Has anybody got a fishing report on the inshore fishing. I'm mainly going after trout and reds. I'll be heading down on the 19th for the weekend. I haven't ever been down there fishing this time of the year. Any info will be greatly appreciated. Thanks, Greg


----------



## Mako22 (Oct 13, 2012)

gcs said:


> Has anybody got a fishing report on the inshore fishing. I'm mainly going after trout and reds. I'll be heading down on the 19th for the weekend. I haven't ever been down there fishing this time of the year. Any info will be greatly appreciated. Thanks, Greg



Well I'm from Wakulla County and I have never been fishing for them this time of year but I hear its good.


----------



## Limitless (Oct 14, 2012)

For Reds try the flats and bar east of the Lanark Village Boat Club.  Other spots for both are off the Boy Scout camp on St George and the flats inside the east end of Dog.  Also, drift some live Pins in deeper channels.  Good luck & post a report.


----------



## riprap (Oct 14, 2012)

We didn't have good luck a couple of weeks ago in shore. Tons of bait, but nothing on them, at least nothing biting for us.


----------



## gcs (Oct 14, 2012)

Thanks for the reports. I'll post a report after I get back. Thanks again, Greg


----------



## jklaus (Oct 17, 2012)

try fishing on the back side of timber island all the way out to the oyster bars for reds.On HIGH tide I run a bay craft and can have trouble finding a way out on a outgoing tide. for big trout fish the incoming tide on the grass flats near east pass dog island or the flats off lanark if water is clean. good luck


----------



## 56willysnut (Oct 18, 2012)

*report*

We just got back from fishing near there, we did fish the St. George state park area in kayak and caught some nice reds and trout on  heddon one knocker lures and top dogs.


----------



## gcs (Oct 20, 2012)

Well today was one of the best days of fishing I have ever had. We went out this morning and fished all day. The wind was brutal for part of the day but we managed. We couldn't find any keeper spotted trout, but we did find the sand trout. Wound up and put 115 sand/white trout in the box along with a few Spanish mackerel and a keeper red fish. One of the guys landed a 38" bull red also. What a day! We are going back out in the morning and fish till noon and head home. I'll post pics after I get back home. Thanks everybody for the info that was shared before I came down.


----------



## gcs (Oct 22, 2012)

We fished Sunday till noon.

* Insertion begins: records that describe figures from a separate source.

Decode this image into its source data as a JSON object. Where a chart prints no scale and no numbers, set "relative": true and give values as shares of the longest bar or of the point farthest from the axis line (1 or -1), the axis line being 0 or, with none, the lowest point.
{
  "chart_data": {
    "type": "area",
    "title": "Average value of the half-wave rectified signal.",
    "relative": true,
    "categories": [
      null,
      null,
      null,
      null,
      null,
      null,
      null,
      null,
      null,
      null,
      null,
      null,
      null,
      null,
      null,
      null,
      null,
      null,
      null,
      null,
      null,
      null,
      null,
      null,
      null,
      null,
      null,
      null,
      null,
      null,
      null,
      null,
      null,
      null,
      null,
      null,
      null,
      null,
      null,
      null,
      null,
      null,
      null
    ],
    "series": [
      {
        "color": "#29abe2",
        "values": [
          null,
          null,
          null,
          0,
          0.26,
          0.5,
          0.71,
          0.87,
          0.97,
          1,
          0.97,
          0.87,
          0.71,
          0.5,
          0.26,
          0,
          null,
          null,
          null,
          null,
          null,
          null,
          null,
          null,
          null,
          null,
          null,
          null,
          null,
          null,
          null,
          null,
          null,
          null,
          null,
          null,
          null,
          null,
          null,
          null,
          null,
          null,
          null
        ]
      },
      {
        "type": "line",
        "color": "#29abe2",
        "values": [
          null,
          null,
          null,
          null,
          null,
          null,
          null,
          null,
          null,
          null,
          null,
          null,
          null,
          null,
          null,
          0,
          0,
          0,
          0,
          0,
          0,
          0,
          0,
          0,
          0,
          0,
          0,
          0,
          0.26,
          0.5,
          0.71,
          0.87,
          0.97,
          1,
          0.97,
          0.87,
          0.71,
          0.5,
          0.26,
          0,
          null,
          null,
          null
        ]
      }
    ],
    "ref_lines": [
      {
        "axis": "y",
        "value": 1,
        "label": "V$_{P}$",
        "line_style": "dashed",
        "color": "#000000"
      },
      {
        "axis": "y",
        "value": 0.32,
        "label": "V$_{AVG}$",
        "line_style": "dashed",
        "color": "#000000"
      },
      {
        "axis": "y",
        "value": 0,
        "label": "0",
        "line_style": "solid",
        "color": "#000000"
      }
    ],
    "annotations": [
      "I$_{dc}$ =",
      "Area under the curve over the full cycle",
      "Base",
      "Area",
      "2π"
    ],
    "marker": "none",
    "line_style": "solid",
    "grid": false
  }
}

We picked up one keeper spotted sea trout and a keeper flounder. We decided to go try for some bull reds and gotten into a few of them. We landed two bulls and lost 5 or six more. I think I've found a new time of the year to come down and go fishing.  I'm going to try to load a few pics.


----------



## smoothie (Oct 24, 2012)

Good stuff man! The tide and moon is going to be killer this weekend


----------